I’m often taken back by the local landscape and history of the area.  Wednesday the 20th of December a friend invited me and some friends to go shoot at a tunnel.  Some of us talked about how we would hold up traffic on each end and allow traffic to pass through.  Perhaps it’s because I grew up in New York.  Major cities are loaded with tunnels and bridges, that allow the flow of traffic.  The subway’s come up out of their underground tunnels to cross the Brooklyn Bridge, The Holland, Midtown, Lincoln, and Battery tunnels all handle what is arguably the largest daily influx of traffic in the country.  So, you see I envisioned a highway or subway tunnel. So, when we pulled into a small parking lot in the Lehigh Gorge State Park, I was sure I was in for a big letdown, but was I wrong.

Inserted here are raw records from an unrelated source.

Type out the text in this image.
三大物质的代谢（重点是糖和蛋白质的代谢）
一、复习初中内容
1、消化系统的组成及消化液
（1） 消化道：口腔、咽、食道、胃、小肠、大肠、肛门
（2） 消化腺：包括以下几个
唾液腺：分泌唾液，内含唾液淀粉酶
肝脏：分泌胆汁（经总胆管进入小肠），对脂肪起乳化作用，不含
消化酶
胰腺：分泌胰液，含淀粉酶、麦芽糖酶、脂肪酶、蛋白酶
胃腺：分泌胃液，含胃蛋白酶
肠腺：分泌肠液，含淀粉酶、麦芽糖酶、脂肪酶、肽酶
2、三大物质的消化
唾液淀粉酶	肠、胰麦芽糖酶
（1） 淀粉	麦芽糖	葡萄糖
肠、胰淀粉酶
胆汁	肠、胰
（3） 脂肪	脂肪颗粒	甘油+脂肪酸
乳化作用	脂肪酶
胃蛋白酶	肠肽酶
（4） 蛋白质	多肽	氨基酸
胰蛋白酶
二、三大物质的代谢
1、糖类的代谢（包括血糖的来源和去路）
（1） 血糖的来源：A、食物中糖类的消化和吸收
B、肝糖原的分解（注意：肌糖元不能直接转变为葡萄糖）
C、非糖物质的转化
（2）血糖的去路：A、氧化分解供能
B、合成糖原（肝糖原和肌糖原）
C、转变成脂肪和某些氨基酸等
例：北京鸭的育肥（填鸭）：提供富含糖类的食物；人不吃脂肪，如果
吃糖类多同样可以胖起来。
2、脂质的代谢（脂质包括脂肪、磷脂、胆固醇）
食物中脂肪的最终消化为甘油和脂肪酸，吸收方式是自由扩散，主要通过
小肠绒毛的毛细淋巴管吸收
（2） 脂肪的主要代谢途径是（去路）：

As we got out and started up a very short path to what I perceived as a cave, I came to understand that this would have been an old train tunnel.  It almost certainly had to be steam engine trains that passed through this tunnel.  There had been some kind of collapse, just outside the entrance.   There were mature trees that were grown to either side of the entrance, a mound of dirt, and just inside there were boulders.  The entrance wouldn’t have given any indication of this being man made, but once inside it was obvious.  There are still tires still buried in the ground, spaced at consistent distances, even though the rails were all gone, it was still obvious what had passed through there.

The opening at the other end was inviting.  It had what looked like a guardrail and as I walked towards it I thought it opened to a path that would lead to the right.  But as I arrived at the other end, it was just some boards there to prevent folks from walking out to far.  In the past, the train would exit a sheer cliff.  The old concrete pillars still stood as sentinels, watching, and protecting a train that hasn’t passed for what I figure has been over a hundred years.  You see as I looked out this opening in the mountain, to the left, was a newer bridge, that carries the train.  We walked over to that as well and found a date in one of its pillars that said 1913.  So, I’m thinking that the tunnel was constructed perhaps in the mid-1800’s.

This has been my second or third trip to the Lehigh Gorge.  Every time I go, I’m pleasantly surprised at what I’ve seen.  I’m thinking that I’m going to be exploring this area in greater depth and see what other secrets it hold for me.